While I wish I could write all software myself, I like to share a few services that greatly simplify my life and on which I gladly rely on.

As developers we are always tempted to write all software yourselves, to be in control, instead of depending on other. But there are many software products out there, that can help us making our lives so much easier. You can get incredible value for your money and if you let others take care of some things you need to rely on, you can focus and spend your time working on what you care about the most.

In this post I like to share my favorite services, which I use on a daily basis for, both, work and personal tasks. I’m happy to hear about services that are invaluable to you and about your thoughts on relying on others for software services. Just talk to me on Twitter.

(three of the links are referral links)


If you need to create static websites, Netlify is an amazing service to use. The free tier has probably everything you ever need. You get free SSL (that means HTTPS). Your users will be happy that your site loads so fast since all pages are automatically served using a CDN. You link Netlify directly to a GitHub repository, which allows you to change your website with a simple git push. I even use Netlify as DNS to be able to server apex domains from CDN.


DigitalOcean is a great place to get an VPS for when static pages are not enough and you need to run your custom code. Configuring your own server gives you a lot of flexibility and is cheaper than using a PAAS like Heroku. It doesn’t take much work to get your server ready for production. You can simply add the software you like to run as services using systemd. DigitalOcean gives you a firewall, monitoring & alerting, backups and much more out of the box. Their UI is simple to use and you can get started much quicker than using a big cloud provider such as Amazon or Google.


When you have an online service, you need to know that it is still up and running. The easiest way I found to do this is using UptimeRobot. They provide a free service to check the uptime of your site in 5 minute intervals, they send you emails when something goes wrong and you even get a nice shareable dashboard.


If you work in a team or even alone, Trello can be incredible helpful to organize a project. The best thing about Trello is how flexible it is and in how many ways you can use it.


While Trello is great to track everything related to a certain project, I still need a different tool to track my personal agenda. Todoist helps me to know, what I have to do every single day. I use it in a way other people might use a calendar. I basically create every task assigned to a date on which I will be working on that task. I also use it to track meetings and recurring events - such as birthdays. It completely replaced my calendar, although I sometimes use a calendar to rearrange my task.


Some cards in Trello are tasks of which I need to take care of. IFTTT is an amazing service, that allows you to integrate everything with everything. It allows me to automatically create a task in Todoist for every card in Trello and every issue on GitHub, that is assigned to me.
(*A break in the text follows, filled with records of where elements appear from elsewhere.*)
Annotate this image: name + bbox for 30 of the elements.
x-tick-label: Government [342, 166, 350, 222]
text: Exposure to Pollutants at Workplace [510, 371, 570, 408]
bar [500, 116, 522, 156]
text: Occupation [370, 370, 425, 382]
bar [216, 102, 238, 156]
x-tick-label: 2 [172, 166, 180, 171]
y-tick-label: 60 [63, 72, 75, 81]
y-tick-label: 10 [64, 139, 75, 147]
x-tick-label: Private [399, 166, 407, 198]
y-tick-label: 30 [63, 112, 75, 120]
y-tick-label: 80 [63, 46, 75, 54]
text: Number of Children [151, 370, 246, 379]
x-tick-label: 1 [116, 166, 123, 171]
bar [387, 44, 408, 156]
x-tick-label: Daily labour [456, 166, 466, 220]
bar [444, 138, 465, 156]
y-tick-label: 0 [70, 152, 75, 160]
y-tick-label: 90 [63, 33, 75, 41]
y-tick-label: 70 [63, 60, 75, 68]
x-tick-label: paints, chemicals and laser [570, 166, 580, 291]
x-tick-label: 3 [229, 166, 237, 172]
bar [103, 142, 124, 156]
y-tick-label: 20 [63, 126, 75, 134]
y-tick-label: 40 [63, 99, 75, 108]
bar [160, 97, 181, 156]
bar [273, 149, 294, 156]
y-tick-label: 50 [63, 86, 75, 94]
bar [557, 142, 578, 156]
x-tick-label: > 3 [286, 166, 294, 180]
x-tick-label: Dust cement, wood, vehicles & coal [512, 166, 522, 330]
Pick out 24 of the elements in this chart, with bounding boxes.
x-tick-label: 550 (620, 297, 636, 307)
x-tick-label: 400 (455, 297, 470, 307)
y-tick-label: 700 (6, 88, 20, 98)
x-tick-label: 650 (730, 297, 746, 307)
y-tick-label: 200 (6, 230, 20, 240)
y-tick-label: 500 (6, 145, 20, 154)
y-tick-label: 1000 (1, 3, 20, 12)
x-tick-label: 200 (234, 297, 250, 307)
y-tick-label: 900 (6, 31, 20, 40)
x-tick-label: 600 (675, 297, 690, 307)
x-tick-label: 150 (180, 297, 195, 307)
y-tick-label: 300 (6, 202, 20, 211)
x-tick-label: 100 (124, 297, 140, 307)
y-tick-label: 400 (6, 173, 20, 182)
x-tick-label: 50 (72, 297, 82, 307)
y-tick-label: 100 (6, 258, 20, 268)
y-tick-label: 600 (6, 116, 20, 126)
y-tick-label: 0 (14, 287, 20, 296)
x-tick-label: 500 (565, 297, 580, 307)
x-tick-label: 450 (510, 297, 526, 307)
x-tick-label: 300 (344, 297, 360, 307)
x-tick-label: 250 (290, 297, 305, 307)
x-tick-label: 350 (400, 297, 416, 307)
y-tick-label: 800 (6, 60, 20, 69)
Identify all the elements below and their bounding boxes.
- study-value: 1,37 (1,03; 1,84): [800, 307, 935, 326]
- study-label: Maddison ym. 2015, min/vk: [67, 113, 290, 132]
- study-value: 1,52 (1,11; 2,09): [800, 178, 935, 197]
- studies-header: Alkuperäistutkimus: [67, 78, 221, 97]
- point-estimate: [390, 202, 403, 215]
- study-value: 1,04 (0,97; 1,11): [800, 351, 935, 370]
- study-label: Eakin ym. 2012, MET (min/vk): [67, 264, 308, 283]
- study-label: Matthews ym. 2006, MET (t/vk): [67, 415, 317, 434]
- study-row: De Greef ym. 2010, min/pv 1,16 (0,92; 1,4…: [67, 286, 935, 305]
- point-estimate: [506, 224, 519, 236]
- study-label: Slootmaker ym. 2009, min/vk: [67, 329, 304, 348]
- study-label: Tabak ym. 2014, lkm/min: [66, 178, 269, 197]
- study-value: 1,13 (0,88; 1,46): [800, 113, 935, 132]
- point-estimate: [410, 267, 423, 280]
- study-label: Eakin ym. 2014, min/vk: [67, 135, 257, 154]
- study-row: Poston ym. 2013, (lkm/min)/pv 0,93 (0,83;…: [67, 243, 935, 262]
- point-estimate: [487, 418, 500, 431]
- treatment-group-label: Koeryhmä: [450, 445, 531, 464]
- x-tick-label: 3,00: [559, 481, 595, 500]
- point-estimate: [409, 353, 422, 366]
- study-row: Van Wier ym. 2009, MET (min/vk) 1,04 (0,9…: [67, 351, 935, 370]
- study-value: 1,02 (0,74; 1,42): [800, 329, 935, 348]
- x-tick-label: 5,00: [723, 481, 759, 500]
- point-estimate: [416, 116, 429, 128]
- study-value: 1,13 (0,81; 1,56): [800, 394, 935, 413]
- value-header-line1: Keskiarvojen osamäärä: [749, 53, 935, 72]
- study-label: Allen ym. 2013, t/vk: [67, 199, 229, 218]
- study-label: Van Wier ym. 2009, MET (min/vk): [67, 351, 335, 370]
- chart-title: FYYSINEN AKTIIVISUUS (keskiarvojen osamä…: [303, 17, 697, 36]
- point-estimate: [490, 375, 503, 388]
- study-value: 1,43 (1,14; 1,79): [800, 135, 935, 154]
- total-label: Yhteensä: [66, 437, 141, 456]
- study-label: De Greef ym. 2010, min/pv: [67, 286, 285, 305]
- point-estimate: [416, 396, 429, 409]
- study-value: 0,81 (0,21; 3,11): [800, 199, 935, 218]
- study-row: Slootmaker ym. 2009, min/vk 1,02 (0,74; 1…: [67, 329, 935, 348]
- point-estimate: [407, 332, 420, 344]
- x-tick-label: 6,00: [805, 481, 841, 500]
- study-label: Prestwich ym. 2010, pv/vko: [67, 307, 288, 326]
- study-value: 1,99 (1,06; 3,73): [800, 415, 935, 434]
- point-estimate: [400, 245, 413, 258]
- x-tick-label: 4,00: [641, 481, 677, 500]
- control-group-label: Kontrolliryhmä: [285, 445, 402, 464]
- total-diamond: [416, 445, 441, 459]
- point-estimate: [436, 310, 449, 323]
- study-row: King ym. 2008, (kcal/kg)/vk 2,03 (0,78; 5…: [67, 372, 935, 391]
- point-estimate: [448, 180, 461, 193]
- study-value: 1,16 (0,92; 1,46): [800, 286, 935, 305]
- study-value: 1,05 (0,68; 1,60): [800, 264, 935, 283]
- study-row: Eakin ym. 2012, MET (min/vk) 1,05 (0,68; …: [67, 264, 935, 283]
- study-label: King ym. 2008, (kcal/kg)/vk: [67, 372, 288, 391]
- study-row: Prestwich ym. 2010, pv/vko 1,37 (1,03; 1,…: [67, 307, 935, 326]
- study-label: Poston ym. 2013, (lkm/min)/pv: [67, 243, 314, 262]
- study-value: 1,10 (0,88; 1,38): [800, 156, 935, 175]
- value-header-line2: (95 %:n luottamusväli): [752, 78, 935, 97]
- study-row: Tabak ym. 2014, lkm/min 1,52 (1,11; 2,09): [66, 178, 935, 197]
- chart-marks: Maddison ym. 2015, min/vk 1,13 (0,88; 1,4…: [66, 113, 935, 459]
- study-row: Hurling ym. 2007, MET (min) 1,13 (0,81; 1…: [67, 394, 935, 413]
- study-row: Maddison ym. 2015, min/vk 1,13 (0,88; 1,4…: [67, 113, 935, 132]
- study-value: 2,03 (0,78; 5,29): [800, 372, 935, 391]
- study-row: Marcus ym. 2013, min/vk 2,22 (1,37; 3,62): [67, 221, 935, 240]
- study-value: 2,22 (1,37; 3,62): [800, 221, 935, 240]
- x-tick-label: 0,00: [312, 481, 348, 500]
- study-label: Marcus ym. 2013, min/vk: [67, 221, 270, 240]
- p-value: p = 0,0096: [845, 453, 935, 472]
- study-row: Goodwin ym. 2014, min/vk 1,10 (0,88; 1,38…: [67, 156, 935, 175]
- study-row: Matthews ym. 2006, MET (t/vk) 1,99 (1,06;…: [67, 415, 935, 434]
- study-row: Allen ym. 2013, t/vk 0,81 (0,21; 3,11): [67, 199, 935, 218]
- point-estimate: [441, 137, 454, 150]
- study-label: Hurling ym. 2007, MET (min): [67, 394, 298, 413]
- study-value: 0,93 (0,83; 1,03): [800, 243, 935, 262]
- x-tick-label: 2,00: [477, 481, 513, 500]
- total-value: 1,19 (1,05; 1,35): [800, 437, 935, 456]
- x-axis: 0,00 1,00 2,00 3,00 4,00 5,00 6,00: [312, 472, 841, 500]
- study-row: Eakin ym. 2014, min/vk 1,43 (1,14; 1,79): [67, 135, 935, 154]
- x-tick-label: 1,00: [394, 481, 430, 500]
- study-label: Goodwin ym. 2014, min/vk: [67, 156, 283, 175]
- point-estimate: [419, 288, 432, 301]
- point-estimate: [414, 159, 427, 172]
I also use IFTTT for many other things: I automatically backup my tweets and my Spotify library to a Spreadsheet in Google Docs and I use it to subscribe to RSS feeds and YouTube channels. Zapier is another great alternative to create workflows more advanced than possible with IFTTT, but it is rather pricey to use for personal projects.


I guess most people know, that they should be using a password manager to generate secure passwords and also remember them. 1Password is not the cheapest option and there are also many self-hosted alternatives, but 1Password provides a really seamless user experience and since this is a really critical part of my digital life, I am really glad, that not have to take care of it myself. Logging into a website has become a single keyboard shortcut and I have a single place, where I see all the services I signed up online.


I like to have all other data, that is not as sensitive as passwords, simply on my computer’s hard drive. But I also like to keep them safe without bothering about doing backups. Dropbox is the most popular service to help you with this, but I use Sync.com, because the provide the same features for a better price and they use more secure encryption to do so. I like that I can access all my files also on my phone, it is nice to be able to share files and folders with other people and I can even store some big files in my “cloud vault” to safe some disk space on my SSD.


One more service I’m happy to pay money for is Tunnelbear, which is the VPN with the best user experience that I have seen so far. I like to have a VPN to use public WiFi without worrying. I also use it on my phone, which is easy since Tunnelbear also provides a mobile app. Another reason why I think it is worth paying for a VPN is to not let governments restrict or monitor your Internet usage, which is especially an issue when traveling to countries with less open governments than your home country.